🤖 AI Summary
This study addresses the prevalent issue in computer vision datasets wherein image provenance—such as acquisition parameters and preprocessing steps—is often missing or stored separately, leading to compromised traceability, regulatory compliance, and data reusability. To overcome this limitation, the work proposes a novel approach that leverages JSON-LD (JavaScript Object Notation for Linked Data) to define a structured provenance schema and embeds it directly within image files. This integration ensures an inseparable binding between metadata and the image payload, preserving provenance integrity and persistence across workflows. The proposed method maintains compatibility with existing standards while significantly enhancing data maintainability, system interoperability, and the trustworthiness of downstream models trained on such annotated datasets.
📝 Abstract
With the ubiquity of computer vision in industry, the importance of image provenance is becoming more apparent. Provenance provides information about the origin and derivation of some resource, e.g., an image dataset, enabling users to trace data changes to better understand the expected behaviors of downstream models trained on such data. Provenance may also help with data maintenance by ensuring compliance, supporting audits and improving reusability. Typically, if provided, provenance is stored separately, e.g., within a text file, leading to a loss of descriptive information for key details like image capture settings, data preprocessing steps, and model architecture or iteration. Images often lack the information detailing the parameters of their creation or compilation. This paper proposes a novel schema designed to structure image provenance in a manageable and coherent format.

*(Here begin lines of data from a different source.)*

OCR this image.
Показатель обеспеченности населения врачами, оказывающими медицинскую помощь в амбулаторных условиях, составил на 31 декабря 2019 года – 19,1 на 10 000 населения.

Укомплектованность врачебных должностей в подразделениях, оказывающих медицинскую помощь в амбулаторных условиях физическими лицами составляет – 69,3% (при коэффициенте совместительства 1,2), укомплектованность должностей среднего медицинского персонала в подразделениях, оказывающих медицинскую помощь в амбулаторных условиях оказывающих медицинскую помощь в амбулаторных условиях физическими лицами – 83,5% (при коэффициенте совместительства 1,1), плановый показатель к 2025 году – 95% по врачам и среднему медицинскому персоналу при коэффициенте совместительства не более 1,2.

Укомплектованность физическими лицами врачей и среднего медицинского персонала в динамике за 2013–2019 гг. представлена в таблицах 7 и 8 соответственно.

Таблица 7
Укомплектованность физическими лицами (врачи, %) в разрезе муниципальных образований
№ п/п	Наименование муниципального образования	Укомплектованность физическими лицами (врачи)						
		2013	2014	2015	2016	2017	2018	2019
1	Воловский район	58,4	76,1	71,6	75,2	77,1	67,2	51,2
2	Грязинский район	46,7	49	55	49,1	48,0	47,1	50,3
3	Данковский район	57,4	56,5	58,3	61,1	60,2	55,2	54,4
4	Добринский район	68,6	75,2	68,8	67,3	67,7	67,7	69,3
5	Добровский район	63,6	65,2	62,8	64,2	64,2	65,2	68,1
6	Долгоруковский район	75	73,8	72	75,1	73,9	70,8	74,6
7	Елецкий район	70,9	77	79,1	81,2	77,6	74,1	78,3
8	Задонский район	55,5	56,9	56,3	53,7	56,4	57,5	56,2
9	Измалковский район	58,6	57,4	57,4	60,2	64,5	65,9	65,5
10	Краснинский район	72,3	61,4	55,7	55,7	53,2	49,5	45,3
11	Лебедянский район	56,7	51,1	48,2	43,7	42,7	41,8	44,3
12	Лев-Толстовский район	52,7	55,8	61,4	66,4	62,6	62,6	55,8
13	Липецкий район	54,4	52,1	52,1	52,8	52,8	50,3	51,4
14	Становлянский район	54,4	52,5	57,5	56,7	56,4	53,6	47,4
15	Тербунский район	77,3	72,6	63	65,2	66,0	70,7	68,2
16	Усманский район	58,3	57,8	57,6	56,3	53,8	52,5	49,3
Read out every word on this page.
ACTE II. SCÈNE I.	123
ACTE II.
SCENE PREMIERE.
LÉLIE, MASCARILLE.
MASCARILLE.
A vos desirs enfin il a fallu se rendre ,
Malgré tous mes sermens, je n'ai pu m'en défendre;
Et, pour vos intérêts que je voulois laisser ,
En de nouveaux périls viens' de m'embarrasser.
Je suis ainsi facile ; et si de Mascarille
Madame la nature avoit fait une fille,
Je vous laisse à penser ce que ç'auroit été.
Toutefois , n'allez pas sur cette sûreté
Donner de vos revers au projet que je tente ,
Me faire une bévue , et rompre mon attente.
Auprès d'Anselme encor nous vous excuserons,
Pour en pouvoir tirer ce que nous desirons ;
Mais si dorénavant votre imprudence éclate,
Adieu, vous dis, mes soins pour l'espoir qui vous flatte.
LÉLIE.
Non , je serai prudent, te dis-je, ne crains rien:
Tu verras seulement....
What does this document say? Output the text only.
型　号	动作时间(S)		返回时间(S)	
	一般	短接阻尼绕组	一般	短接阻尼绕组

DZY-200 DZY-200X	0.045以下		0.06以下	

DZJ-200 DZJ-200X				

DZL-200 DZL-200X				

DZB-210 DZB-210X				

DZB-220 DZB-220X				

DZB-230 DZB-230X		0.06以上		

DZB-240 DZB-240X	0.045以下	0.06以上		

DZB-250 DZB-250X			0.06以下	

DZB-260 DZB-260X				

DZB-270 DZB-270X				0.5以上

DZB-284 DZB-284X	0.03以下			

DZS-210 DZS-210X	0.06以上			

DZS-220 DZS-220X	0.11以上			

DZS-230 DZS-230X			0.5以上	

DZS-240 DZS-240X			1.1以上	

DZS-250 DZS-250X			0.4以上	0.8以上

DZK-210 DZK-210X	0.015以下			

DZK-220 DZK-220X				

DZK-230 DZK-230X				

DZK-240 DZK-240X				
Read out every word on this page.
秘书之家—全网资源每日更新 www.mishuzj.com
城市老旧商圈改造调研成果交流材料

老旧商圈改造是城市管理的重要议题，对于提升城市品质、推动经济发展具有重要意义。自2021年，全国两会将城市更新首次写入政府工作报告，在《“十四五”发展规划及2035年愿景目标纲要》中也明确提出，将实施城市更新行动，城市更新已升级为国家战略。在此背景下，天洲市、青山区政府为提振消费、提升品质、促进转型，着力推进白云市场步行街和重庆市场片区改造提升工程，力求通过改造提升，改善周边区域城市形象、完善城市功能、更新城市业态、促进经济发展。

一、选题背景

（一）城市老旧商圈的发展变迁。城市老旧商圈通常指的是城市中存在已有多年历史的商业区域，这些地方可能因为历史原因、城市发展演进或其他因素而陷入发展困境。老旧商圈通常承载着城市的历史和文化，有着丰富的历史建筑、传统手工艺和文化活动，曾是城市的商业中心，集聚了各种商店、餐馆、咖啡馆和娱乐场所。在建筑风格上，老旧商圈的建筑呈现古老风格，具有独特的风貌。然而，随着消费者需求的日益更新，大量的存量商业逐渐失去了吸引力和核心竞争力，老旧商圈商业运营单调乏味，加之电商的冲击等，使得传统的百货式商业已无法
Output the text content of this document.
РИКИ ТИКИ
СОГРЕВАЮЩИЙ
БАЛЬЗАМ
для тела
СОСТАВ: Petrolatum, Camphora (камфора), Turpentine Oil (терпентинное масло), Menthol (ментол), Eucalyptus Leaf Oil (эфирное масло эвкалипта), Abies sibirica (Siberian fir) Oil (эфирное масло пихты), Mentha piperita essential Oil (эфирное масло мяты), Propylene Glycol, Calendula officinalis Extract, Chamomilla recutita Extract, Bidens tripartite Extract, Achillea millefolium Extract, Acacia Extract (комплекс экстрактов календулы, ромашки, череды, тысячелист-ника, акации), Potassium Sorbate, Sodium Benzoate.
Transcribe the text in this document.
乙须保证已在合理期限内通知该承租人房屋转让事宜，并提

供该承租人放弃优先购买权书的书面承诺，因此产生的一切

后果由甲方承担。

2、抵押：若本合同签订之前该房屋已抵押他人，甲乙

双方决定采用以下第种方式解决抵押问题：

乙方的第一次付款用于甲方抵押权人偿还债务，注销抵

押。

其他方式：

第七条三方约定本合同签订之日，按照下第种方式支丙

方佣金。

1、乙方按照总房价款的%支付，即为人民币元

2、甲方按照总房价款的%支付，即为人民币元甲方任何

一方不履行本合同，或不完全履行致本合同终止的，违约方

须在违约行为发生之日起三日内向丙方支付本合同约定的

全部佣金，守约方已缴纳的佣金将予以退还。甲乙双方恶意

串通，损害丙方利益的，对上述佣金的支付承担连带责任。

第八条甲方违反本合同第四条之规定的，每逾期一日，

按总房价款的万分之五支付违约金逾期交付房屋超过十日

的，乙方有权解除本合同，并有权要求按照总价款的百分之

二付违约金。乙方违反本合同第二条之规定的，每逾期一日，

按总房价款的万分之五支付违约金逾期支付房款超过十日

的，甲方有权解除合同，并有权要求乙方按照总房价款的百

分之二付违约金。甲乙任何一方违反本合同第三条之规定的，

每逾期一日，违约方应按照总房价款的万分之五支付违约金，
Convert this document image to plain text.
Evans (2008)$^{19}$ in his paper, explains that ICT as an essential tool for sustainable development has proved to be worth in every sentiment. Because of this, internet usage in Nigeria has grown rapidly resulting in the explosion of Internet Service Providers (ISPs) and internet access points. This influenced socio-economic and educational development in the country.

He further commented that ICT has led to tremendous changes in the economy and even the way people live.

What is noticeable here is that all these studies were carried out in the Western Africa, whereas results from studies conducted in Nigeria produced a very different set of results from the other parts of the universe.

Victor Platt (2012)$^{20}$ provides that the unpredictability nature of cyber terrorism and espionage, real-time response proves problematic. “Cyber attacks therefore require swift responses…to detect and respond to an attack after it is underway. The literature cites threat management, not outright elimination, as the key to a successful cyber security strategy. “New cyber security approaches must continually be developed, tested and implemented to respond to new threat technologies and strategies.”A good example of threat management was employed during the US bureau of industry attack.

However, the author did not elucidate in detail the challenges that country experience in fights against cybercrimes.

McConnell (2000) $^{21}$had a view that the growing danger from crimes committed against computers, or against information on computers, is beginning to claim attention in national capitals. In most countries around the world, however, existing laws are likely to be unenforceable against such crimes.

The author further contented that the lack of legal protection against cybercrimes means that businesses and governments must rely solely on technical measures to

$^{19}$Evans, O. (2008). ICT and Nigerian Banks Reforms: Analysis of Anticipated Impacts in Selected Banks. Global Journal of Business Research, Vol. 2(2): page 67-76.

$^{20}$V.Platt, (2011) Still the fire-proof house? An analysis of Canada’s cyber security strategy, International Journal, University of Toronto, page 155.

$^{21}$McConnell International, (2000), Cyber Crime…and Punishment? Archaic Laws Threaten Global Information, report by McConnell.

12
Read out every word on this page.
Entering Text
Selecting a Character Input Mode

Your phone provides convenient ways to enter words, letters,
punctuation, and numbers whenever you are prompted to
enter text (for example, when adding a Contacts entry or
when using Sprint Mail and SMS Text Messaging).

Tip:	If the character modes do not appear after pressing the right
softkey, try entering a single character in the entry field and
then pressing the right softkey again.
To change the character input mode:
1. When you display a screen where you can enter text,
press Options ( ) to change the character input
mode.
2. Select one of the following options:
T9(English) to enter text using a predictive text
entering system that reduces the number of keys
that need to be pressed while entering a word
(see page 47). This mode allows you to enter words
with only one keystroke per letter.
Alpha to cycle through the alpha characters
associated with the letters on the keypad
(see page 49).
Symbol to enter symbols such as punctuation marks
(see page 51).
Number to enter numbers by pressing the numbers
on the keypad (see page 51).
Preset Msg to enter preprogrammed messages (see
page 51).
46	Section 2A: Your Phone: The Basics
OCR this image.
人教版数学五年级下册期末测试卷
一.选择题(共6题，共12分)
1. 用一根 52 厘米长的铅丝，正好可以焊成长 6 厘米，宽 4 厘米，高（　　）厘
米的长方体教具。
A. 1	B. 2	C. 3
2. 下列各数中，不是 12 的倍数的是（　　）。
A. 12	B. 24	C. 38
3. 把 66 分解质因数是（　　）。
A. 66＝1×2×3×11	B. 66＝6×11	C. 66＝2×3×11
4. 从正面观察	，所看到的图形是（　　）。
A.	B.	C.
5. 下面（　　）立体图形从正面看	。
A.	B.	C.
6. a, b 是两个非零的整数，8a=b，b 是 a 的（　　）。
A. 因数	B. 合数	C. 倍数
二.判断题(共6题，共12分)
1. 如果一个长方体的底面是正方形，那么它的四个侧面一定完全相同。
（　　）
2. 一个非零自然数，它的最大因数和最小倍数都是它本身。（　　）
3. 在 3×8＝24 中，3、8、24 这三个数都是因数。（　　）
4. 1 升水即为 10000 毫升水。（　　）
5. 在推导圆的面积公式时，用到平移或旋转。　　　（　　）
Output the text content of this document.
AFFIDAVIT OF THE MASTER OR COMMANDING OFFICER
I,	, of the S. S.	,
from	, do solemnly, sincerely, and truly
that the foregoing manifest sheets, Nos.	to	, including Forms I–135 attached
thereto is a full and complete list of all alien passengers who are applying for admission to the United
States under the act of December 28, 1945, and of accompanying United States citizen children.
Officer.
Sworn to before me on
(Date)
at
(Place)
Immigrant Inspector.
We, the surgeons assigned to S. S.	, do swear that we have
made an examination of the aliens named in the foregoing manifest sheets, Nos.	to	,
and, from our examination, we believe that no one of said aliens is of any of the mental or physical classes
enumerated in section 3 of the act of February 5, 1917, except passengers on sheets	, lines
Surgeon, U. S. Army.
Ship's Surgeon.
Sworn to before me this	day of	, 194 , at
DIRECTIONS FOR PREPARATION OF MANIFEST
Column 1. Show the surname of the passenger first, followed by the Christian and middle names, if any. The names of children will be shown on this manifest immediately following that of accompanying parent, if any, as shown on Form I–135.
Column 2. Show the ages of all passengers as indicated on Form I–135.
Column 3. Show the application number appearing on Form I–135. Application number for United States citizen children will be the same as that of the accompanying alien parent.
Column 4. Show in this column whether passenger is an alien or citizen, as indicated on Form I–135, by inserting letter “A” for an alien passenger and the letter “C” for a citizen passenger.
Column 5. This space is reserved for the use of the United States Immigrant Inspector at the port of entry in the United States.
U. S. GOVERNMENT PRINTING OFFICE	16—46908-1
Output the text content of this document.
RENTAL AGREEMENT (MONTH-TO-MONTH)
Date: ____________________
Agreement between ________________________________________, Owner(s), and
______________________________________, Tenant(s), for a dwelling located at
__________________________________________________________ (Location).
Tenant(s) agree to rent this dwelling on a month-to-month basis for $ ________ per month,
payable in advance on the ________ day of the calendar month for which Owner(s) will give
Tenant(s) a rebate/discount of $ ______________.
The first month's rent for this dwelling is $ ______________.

The approach utilizes JavaScript Object Notation for Linked Data (JSON-LD), embedding this provenance directly within the image file. This offers two significant benefits: (1) it aligns image descriptions with a robust schema inspired by and linked to established standards, and (2) it ensures that provenance remains intrinsically tied to images, preventing loss of information and enhancing system qualities, e.g., maintainability and adaptability. This approach emphasizes maintaining the direct connection between vision resources and their provenance.